The cleanest example is Shopify. It built an internal meeting cost calculator into Google Calendar, saw what a routine sync actually cost, and had IT delete every recurring meeting with more than two people — freeing over 76,500 hours in one move. The point isn't "delete all your meetings." It's that Clockwise, Reclaim, Motion, and Morgen all answer how do I fit these together? when the question worth asking first is which of these is worth what it costs?
If you've never seen your own meeting load honestly, you're optimising in the dark.
Where Meetwrap fits (and where it doesn't)
Meetwrap is not a Clockwise replacement. It doesn't move your meetings, defend Focus Time, or auto-schedule anything. If you want automation, pick Reclaim or Morgen — genuinely.
What Meetwrap does is the step before automation. You sign in with your work Google Calendar and get a weekly wrap — a receipt for your meetings. How many hours. How many recurring. Which standing meeting has happened dozens of times without anyone skipping it. And what those meetings cost in salary terms, so the number stops being abstract.

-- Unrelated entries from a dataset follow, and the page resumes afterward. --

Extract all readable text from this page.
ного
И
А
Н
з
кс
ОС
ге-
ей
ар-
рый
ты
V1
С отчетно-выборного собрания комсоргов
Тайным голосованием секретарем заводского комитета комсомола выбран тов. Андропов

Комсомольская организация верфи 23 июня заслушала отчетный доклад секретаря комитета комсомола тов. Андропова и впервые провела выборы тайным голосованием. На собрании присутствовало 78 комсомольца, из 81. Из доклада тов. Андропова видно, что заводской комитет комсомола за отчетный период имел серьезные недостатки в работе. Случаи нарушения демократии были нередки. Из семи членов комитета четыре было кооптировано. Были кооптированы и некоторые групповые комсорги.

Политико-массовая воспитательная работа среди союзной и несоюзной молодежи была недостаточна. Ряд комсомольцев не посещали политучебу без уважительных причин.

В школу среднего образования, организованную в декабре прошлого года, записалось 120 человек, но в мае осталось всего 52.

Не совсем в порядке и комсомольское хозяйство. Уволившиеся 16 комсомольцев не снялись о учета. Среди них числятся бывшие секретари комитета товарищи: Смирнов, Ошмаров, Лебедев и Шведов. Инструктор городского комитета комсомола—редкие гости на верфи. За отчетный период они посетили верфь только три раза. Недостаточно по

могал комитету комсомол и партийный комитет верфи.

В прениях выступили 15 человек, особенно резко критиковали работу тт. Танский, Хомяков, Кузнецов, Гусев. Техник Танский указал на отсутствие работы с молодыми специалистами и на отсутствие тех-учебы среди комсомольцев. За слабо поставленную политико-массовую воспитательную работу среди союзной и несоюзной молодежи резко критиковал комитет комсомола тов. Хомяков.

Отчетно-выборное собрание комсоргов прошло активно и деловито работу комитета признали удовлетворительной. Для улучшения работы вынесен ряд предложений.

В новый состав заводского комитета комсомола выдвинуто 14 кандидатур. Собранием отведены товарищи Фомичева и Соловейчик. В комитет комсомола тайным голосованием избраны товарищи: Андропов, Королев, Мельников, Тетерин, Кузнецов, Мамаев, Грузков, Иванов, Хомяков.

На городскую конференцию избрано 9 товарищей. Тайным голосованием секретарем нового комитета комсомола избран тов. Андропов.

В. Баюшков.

It's free to see your week, read-only, and EU-hosted — your calendar is read in your browser, and titles never reach a server. (There's a Pro tier from €5/mo for recommendations, history, and analytics, but the weekly wrap is free.) The honest pitch: run it for two or three weeks first. You'll find out whether you have a scheduling problem — go pay for Reclaim — or a meeting-volume problem, which no auto-scheduler on earth will fix.
How to migrate off Clockwise
- Confirm nothing's broken. Your meetings and Focus Time blocks are still in Google/Outlook as normal events — they just won't move on their own. Nothing to recover.
- Note what Clockwise actually did for you. You used three of its features, not thirty. That short list is your real requirements doc.
- Audit before you automate (1–3 weeks). Run a couple of weeks without an auto-scheduler and see where the time really goes. Meetwrap is one free way; a manual calendar review is another.
- Pick against your three-feature list. Closest match: Reclaim (claim the price match before June 30). Approve-don't-surprise: Morgen. Deadline autopilot: Motion.
- Re-create your top three rules, not all of them. Set up only the defenders and holds you noted in step 2. You can always add more. Most people never need to.
The bottom line
Clockwise is gone, and the switch is low-stakes: your data was never at risk, and there are solid replacements. If you want Clockwise back, Reclaim is the safe answer. But the shutdown is also a free excuse to ask the better question. The most efficient calendar isn't the one where the meetings are arranged perfectly — it's the one with fewer meetings on it. Before you pay to optimise the pile, it's worth seeing how big it actually is.